Spectator reviewers over the years have had a difficult time with Nadine Gordimer’s books. Gordimer (1923 – 2014), who won the Nobel Prize for literature and was one of the leading campaigners against apartheid, has died at the age of 90. Her books are passionately political and sometimes maddeningly abstract; some found them poetic, others were infuriated. Livingstone’s Companions in 1972 was a great book, Douglas Dunn wrote at the time.
‘There is so much intelligence being brought to bear in her work that revulsion or criticism is never pious or direct but almost invisibly balanced by ironies, by the natural moral of fiction itself. Indignation is constantly being toned down by sympathy for the general human condition. She is always more interested in people and what makes them happy and unhappy than in political moralities, although the political concern is there… the language is scrupulous and poetic, a poetry of actuality, not of the fabulous. This is also true of less atmospheric stories about love and loneliness, such as “A Third Presence” and “The Life of the Imagination” — there is such a ripe, memorable blending of several situations that the effect is a genuine poetic realism.’
But not everyone was intoxicated. Writing just before South Africa’s first fully representative election, Andrew Kenny hoped Gordimer might finally stop writing books.
‘Under apartheid, South Africa developed what must be the world’s most boring literature with such excruciatingly dull writers as Nadine Gordimer and J.M. Coetzee. Now, thank goodness, we need no longer pretend to read their dreadful books nor attend the execrable ‘protest theatre’. For all these things we are truly grateful.’
She carried on getting readers though, and in 2003, Sebastian Smee was just as rude, describing getting through her latest collection of short stories Loot as a ‘pleasureless slog’ of wading through ‘sense-jamming punctuation and pointless asides’. Reviewing the novel Get A Life, Digby Durrant had a similar complaint a couple of years later.

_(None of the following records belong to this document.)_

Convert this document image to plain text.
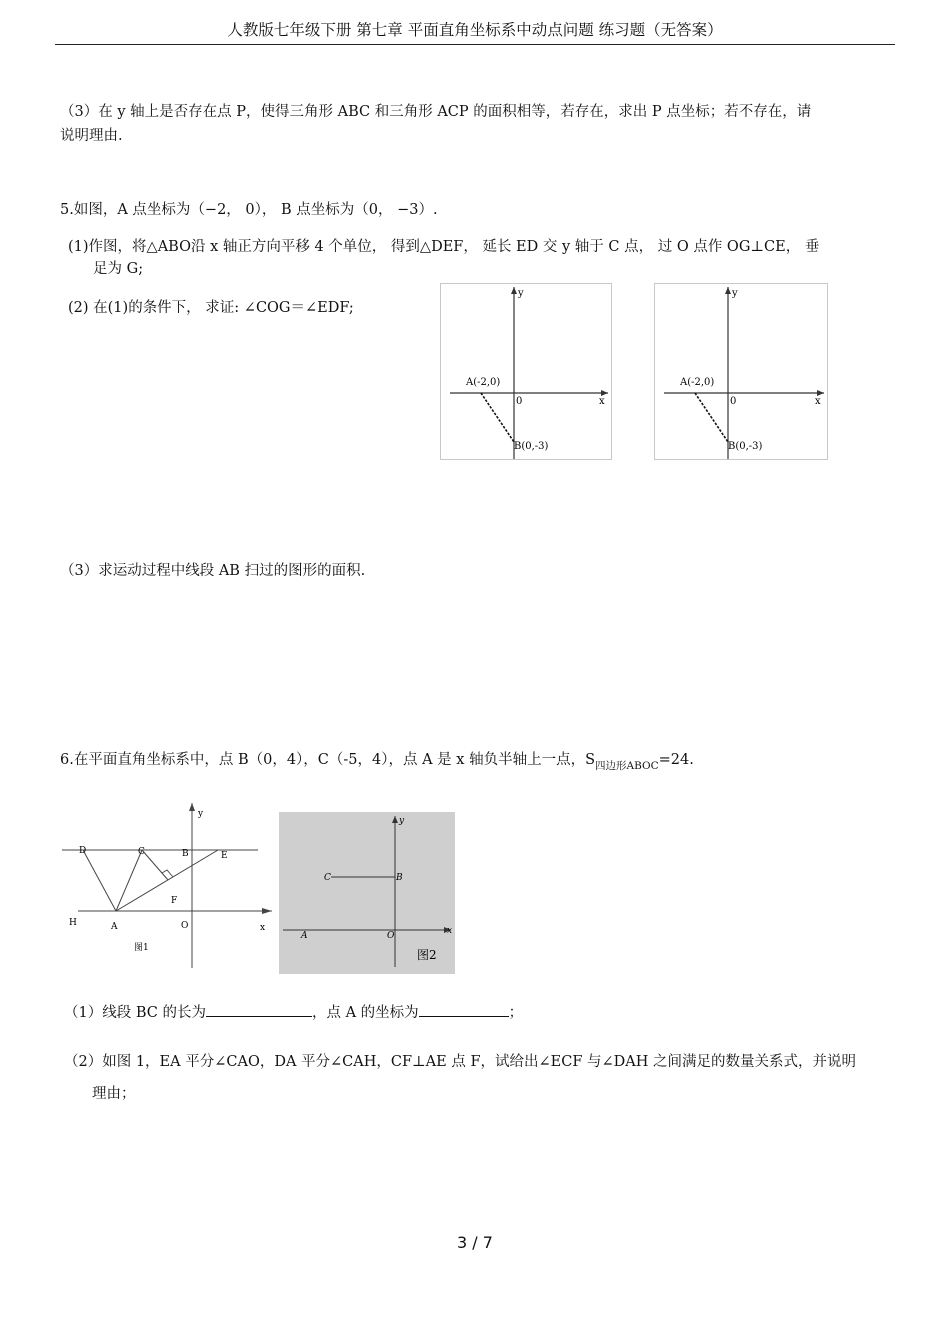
人教版七年级下册 第七章 平面直角坐标系中动点问题 练习题（无答案）
（3）在 y 轴上是否存在点 P，使得三角形 ABC 和三角形 ACP 的面积相等，若存在，求出 P 点坐标；若不存在，请
说明理由.
5.如图，A 点坐标为（−2， 0）， B 点坐标为（0， −3）.
(1)作图，将△ABO沿 x 轴正方向平移 4 个单位， 得到△DEF， 延长 ED 交 y 轴于 C 点， 过 O 点作 OG⊥CE， 垂
足为 G;
(2) 在(1)的条件下， 求证: ∠COG＝∠EDF;
y
x
0
A(-2,0)
B(0,-3)
y
x
0
A(-2,0)
B(0,-3)
（3）求运动过程中线段 AB 扫过的图形的面积.
6.在平面直角坐标系中，点 B（0，4），C（-5，4），点 A 是 x 轴负半轴上一点，$S_{四边形ABOC}=24$.
y
x
D	C	B	E
F
H	A	O
图1
y
x
C	B
A	O
图2
（1）线段 BC 的长为	，点 A 的坐标为	；
（2）如图 1，EA 平分∠CAO，DA 平分∠CAH，CF⊥AE 点 F，试给出∠ECF 与∠DAH 之间满足的数量关系式，并说明
理由；
3 / 7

‘Sometimes it’s more like translating than reading. Sentences have to be read slowly and re-read equally slowly. It’s as if to write a simple sentence is an error of taste or sloppy thinking. Gordimer strains too hard for an originality a writer of her stature doesn’t need: “Without the accompanying happening of a child”… “She is that persona who has no need of convictions”. Writers can be forgiven their peccadilloes but where were her editors?’

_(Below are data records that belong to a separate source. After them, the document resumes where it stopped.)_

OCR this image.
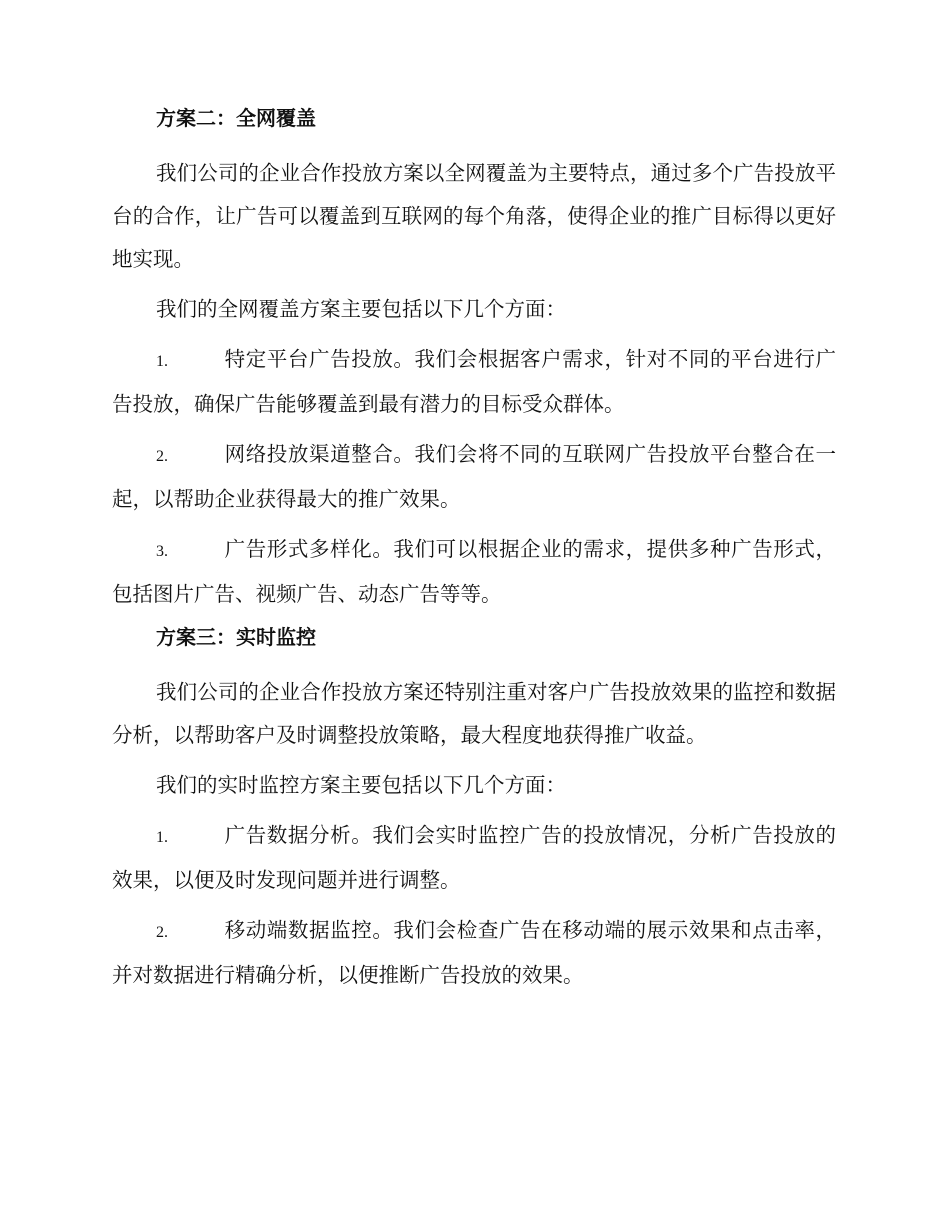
方案二：全网覆盖

我们公司的企业合作投放方案以全网覆盖为主要特点，通过多个广告投放平台的合作，让广告可以覆盖到互联网的每个角落，使得企业的推广目标得以更好地实现。

我们的全网覆盖方案主要包括以下几个方面：

1.	特定平台广告投放。我们会根据客户需求，针对不同的平台进行广告投放，确保广告能够覆盖到最有潜力的目标受众群体。

2.	网络投放渠道整合。我们会将不同的互联网广告投放平台整合在一起，以帮助企业获得最大的推广效果。

3.	广告形式多样化。我们可以根据企业的需求，提供多种广告形式，包括图片广告、视频广告、动态广告等等。

方案三：实时监控

我们公司的企业合作投放方案还特别注重对客户广告投放效果的监控和数据分析，以帮助客户及时调整投放策略，最大程度地获得推广收益。

我们的实时监控方案主要包括以下几个方面：

1.	广告数据分析。我们会实时监控广告的投放情况，分析广告投放的效果，以便及时发现问题并进行调整。

2.	移动端数据监控。我们会检查广告在移动端的展示效果和点击率，并对数据进行精确分析，以便推断广告投放的效果。
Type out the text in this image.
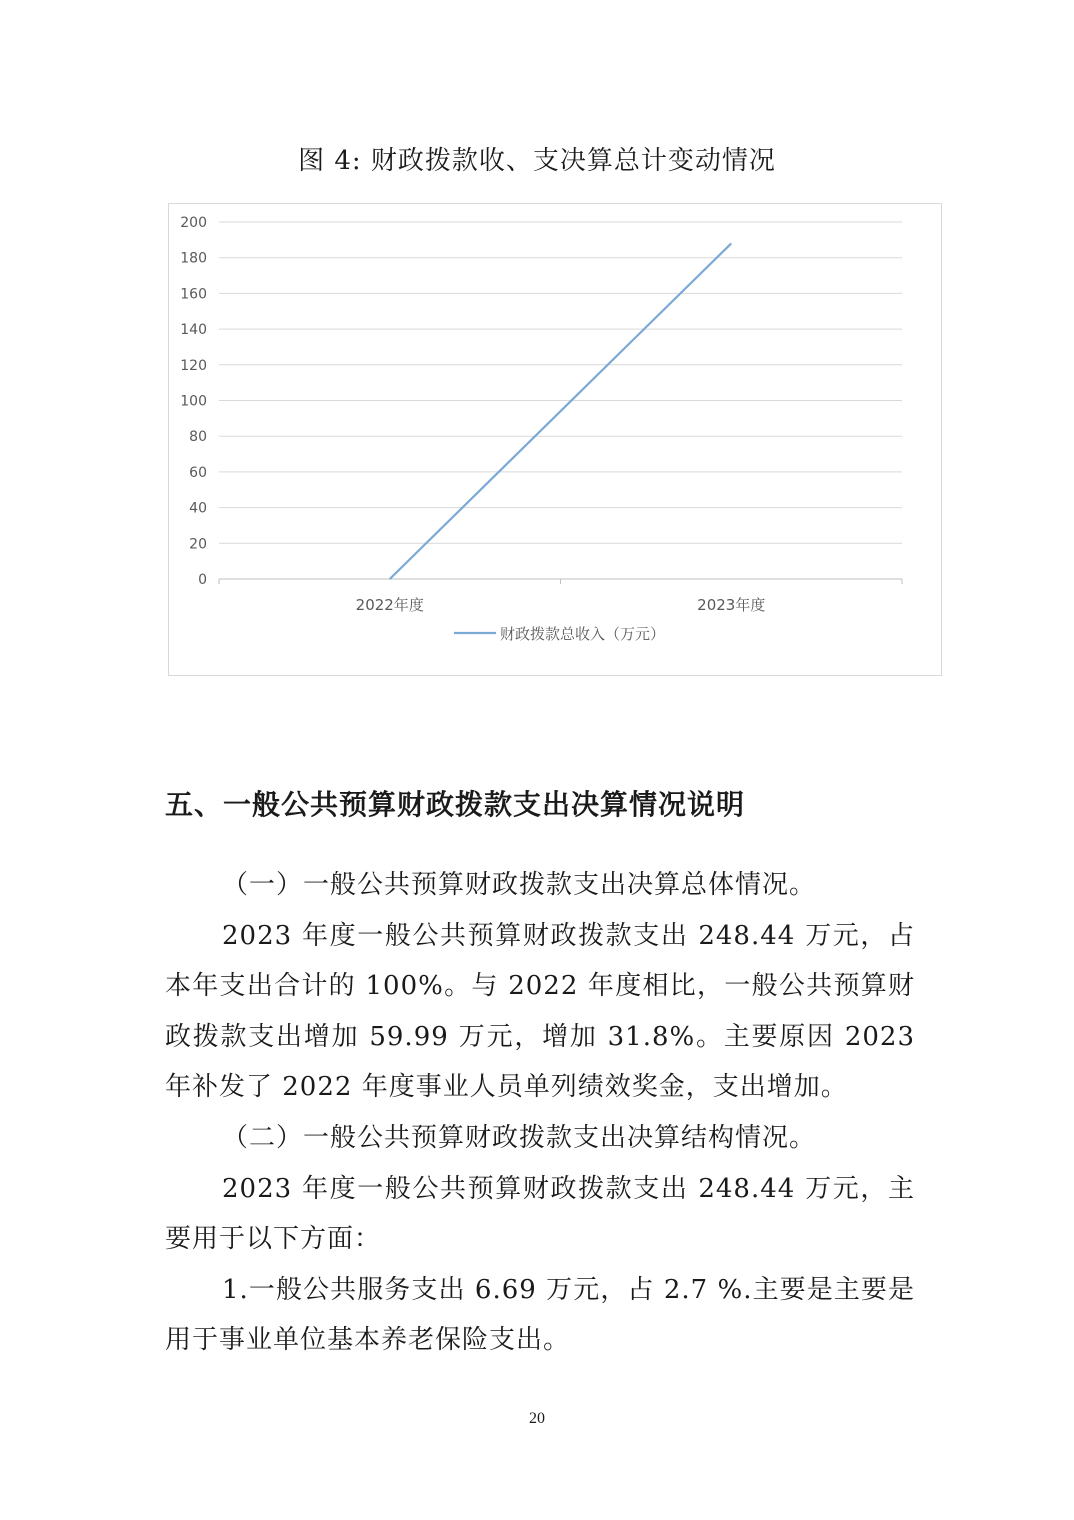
图 4: 财政拨款收、支决算总计变动情况
0
20
40
60
80
100
120
140
160
180
200
2022年度	2023年度
财政拨款总收入（万元）
五、一般公共预算财政拨款支出决算情况说明

（一）一般公共预算财政拨款支出决算总体情况。

2023 年度一般公共预算财政拨款支出 248.44 万元，占本年支出合计的 100%。与 2022 年度相比，一般公共预算财政拨款支出增加 59.99 万元，增加 31.8%。主要原因 2023 年补发了 2022 年度事业人员单列绩效奖金，支出增加。

（二）一般公共预算财政拨款支出决算结构情况。

2023 年度一般公共预算财政拨款支出 248.44 万元，主要用于以下方面：

1.一般公共服务支出 6.69 万元，占 2.7 %.主要是主要是用于事业单位基本养老保险支出。

20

When she was writing essays, Gordimer allowed herself to express herself on her favourite themes in a more straightforward way, and consequently her critics didn’t get so irritated. In 1988, Laurence Lerner found some interesting ideas in her collection of essays, The Essential Gesture.
‘The essay on “A Writer’s Freedom”… asserts that freedom from censorship is not enough: there must also be freedom from what is expected of him by his allies and admirers. For the black South African writer, this means that “the jargon of struggle, derived internationally” is not “deep enough, flexible enough, cutting enough” for the poet or novelist, even though they consider themselves – and are considered – part of the struggle… She quotes Marquez claiming that the revolutionary duty of the writer is to write well. All this takes us into a world that has lost its urgency for English writers.’

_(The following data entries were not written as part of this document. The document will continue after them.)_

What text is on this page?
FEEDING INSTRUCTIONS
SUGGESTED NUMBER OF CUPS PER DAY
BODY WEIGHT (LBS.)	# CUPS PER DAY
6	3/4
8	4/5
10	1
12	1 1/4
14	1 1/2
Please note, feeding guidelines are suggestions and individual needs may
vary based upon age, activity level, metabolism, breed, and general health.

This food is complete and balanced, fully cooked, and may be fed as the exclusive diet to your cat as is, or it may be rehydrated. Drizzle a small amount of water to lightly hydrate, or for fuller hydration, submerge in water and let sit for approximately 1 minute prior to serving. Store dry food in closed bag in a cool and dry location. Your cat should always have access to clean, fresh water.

In 2010, Justin Cartwright, who knew Gordimer, reviewed an 800-page collection of her non-fiction, pointing out that she didn’t believe there was a distinction between politics and literature and that serious writers should only tackle weighty subjects.
‘She has an utterly admirable determination: in an appreciation of Paz she is really describing her credo: “Octavio Paz was one of those superb poets whose brilliance makes nonsense of the notion that taking on the turmoil and conflict in one’s society corrupts and destroys true creativity.” In this one sentence you have both the essence of Gordimer and you see her sensitivity to the idea that she is somehow tied to a political party, for better or for worse. She prefers to think of “values that are beyond history”.’